There’s one thing I didn’t manage to get working. If you look back at the original chat message, the suggestion was to use a standalone variable, not a function:

a, b, c, d = Trues

It should be possible to make this work, by shoving all the interesting logic inside the __iter__ method of the Trues object. This is the method that gets called when Python tries to iterate over something; for example, when it’s trying to extract something to unpack it into a tuple.

Here’s a minimal example of how you could set up that __iter__ method:

class Truthiness:
    def __iter__(self):
        yield from [True, True, True, True]

Trues = Truthiness()

a, b, c, d = Trues
print(a, b, c, d)

If you could get the interesting logic running inside that method, you’d match the original idea perfectly.

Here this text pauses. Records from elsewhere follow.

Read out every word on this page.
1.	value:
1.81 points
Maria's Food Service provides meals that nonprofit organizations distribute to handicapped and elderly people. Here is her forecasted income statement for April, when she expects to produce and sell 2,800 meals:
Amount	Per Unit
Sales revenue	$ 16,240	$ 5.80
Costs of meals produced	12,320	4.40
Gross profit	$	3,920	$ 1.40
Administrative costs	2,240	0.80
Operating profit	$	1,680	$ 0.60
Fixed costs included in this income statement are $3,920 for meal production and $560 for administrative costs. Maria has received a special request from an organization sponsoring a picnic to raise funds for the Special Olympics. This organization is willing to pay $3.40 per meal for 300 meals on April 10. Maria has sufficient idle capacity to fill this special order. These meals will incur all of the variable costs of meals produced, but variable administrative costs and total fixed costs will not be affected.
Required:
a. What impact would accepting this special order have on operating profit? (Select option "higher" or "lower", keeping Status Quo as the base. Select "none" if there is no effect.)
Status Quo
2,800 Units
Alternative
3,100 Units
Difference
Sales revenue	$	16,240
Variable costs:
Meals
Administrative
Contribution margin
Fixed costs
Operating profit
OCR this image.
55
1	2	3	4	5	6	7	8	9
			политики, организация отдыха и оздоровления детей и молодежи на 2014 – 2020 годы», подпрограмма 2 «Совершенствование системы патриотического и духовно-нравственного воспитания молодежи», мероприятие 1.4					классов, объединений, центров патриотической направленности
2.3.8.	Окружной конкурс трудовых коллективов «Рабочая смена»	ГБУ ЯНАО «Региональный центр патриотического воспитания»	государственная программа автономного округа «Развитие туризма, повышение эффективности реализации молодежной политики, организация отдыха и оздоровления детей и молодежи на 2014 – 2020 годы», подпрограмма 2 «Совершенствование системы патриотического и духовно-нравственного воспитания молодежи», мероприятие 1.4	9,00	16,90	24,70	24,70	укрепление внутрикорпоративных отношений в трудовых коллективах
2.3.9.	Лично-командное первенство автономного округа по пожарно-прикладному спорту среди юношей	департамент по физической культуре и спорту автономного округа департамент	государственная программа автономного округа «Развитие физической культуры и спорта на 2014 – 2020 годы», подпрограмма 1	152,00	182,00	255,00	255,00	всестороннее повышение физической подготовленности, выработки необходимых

Unfortunately, the executing library can’t find the current AST node if you try this. Poking around a bit, there’s an UNPACK_SEQUENCE operation in the Python bytecode, and the library doesn’t know how to turn that into an AST node. I briefly considered trying to patch the library, but I’m so out of my depth it didn’t seem worth the effort.

Exercise for the reader!

Actually useful information

Although this sort of dynamic tuple unpacking is terrible and using it in production would be an act of corporate sabotage, there are some useful things we can learn from this exercise:

The traceback and inspect modules can tell us what code is executing right now. In particular traceback.extract_stack() and inspect.currentframe().
We can use exec() to execute arbitrary Python code. Be careful doing this, especially with untrusted input or code that might have side-effects.
Abstract syntax trees (ASTs) can tell us about the structure of a program, and skip the exact formatting of the source code. We can use the executing library to get the currently executing AST node.
Calling type(mystery) tells us the type of mystery. Calling dir(mystery) tells us all the methods and attributes on mystery. Both of these can help us understand how to use unfamiliar types.
Python calls the __iter__ method on an object when it tries to iterate over it; for example, when it’s trying to extract elements to unpack into a tuple.

Learning useful stuff is part of why I experiment with bad ideas (previously: exhibit A, exhibit B).

Trying to do something like dynamic tuple unpacking forces me to be creative. I have to think about how to do something that was never intended to be possible, and I end up learning about things that I’d never have encountered otherwise. The final code is unusable as soon as it’s written; the new ideas I discover along the way last a lot longer.